Każda kobieta ma inną historię i to jaka będzie jej relacja z dzieckiem wynika z wielu czynników. Przede wszystkim środowisko do jakiego trafi po wyjściu z więzienia, rodziny która będzie ją wspierać i oczywiście społeczeństwa, które da jej drugą szansę. Moj projekt walczy z tym negatywny stereotypem macierzyństwa w więzieniu. Badania naukowe sugerują, że zdjęcia uchwycające dobre wspomnienia w relacji matki z dzieckiem mogą pomóc w procesie resocjalizacji, budując poczucie wartości kobiety oraz wzmacniając jej tożsamość jako matki, a nie kryminalistki, tym samym obniżając ryzyko ponownego przestępstwa.

Jak wygląda taka relacja matki i dziecka w więzieniu? Jak mówią, jak myślą matki – więźniarki o swoich dzieciach?

Każda kobieta jest inna i każda ma inne podejście do swojego dziecka. Niektóre mamy uwielbiają okazywać swojej uczucia i są bardzo otwarte. Niektóre zachowują się tak, jakby się wstydziły swoich uczuć, tak jakby ich uczucia były ich słabością. Wydaje mi się, że relacja matki i dziecka w więzieniu niczym nie różni się od tej na wolności.

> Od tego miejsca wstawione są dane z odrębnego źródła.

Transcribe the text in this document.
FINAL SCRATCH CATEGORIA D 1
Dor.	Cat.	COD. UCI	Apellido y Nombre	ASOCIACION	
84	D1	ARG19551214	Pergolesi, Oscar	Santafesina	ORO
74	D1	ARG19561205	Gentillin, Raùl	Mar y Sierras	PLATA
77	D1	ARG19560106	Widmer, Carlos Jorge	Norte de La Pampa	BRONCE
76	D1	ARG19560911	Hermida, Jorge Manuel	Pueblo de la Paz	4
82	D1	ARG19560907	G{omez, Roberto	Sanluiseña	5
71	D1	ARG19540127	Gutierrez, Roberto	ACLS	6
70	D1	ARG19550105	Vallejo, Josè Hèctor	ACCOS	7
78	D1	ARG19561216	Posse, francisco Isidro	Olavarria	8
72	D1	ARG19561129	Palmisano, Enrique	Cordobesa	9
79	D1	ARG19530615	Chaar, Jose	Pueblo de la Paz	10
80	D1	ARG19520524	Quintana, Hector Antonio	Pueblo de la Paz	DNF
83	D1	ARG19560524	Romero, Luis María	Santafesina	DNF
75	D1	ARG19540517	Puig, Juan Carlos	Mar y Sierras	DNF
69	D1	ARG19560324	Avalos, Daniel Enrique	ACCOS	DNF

Czy miłość do dziecka matki siedzącej w więzieniu różni się czymś od miłości matki na wolności?

Prawdziwa miłość matki do dziecka nie zależy od miejsca.

Kobiety to główny temat Pani prac. Jakie ma Pani plany na przyszłość?

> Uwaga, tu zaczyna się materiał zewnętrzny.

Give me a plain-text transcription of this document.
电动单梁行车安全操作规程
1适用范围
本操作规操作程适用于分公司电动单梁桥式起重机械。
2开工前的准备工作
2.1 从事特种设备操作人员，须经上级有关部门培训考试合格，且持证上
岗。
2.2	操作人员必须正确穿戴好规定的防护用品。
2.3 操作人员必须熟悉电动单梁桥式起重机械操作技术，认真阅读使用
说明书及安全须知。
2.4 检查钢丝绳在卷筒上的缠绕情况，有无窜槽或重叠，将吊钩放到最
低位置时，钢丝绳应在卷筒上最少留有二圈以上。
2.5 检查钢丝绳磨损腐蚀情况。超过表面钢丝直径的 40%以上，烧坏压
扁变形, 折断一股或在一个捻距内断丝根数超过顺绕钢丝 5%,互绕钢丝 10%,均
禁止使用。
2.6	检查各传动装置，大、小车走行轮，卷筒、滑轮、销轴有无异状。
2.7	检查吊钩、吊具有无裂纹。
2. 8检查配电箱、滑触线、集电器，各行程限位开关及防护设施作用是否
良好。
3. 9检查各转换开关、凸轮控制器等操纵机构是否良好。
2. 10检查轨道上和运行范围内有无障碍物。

Teraz pracuję nad następnym etapem tego projektu, czyli nad książką. Będzie to album fotograficzny, w którym przedstawione będą albumy fotograficzne poszczególnych więźniarek i ich dzieci, które stworzyły własnoręcznie w więzieniach.

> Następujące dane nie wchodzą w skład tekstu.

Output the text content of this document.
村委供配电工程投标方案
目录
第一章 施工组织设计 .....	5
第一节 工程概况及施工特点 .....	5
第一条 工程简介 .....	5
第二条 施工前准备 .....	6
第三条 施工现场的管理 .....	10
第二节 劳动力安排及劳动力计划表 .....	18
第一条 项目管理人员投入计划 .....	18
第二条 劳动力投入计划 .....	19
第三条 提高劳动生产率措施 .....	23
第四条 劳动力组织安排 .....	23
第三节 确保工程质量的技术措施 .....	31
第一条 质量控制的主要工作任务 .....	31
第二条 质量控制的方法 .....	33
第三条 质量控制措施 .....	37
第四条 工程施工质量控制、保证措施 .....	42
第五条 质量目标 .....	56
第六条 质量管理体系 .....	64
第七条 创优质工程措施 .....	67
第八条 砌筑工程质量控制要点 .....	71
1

Czy myśli Pani o poszerzeniu projektu o inne kraje?

Oczywiście. Chcę ten projekt zrealizować w kilku krajach w Europie. Już odwiedziłam kobiet w polskim więzieniu w Krzywańcu, z którymi miałam zacząć pracować od tego roku. Niestety koronawirus mi to na razie uniemożliwia.

Jadwiga Brontē

Jadwiga Brontē jest nagradzaną polską fotografką i reporterką, która skupia się na analizie kluczowych procesów społeczno-kulturalnych na całym świecie, w szczególności na związkach pomiędzy ludzką tożsamością i poczuciem inności.

W 2017 roku Brontē opublikowała chwaloną przez krytyków książkę „Niewidzialni ludzie Białorusi” opowiadającą historię osób żyjących w finansowanych przez białoruski rząd instytucjach pół-zamkniętych dla osób niepełnosprawnych oraz ofiar wybuchu elektrowni atomowej w Czarnobylu.

W 2018 roku była współautorką przygotowanego na zlecenie Ambasady RP w Londynie projektu #Polka100 opowiadającego historię 18 inspirujących i przełamujących stereotypy Polek mieszkających w Wielkiej Brytanii, który był kluczowym elementem programu obchodów 100-lecia rocznicy uzyskania przez kobiety praw wyborczych.

Brontē była nominowana m.in. do prestiżowych nagród Magnum Photos 2017 Graduate Photographers Awards oraz była uczestniczyła w World Press Photos 2017 Joop Swart Masterclass.

Jadwiga ukończyła z wyróżnianiem studia licencjackie z fotografii na Kingston University London, a także studia magisterskie z foto dziennikarstwa na LCC/University of the Arts London. Mieszka, żyje i pracuje w Londynie.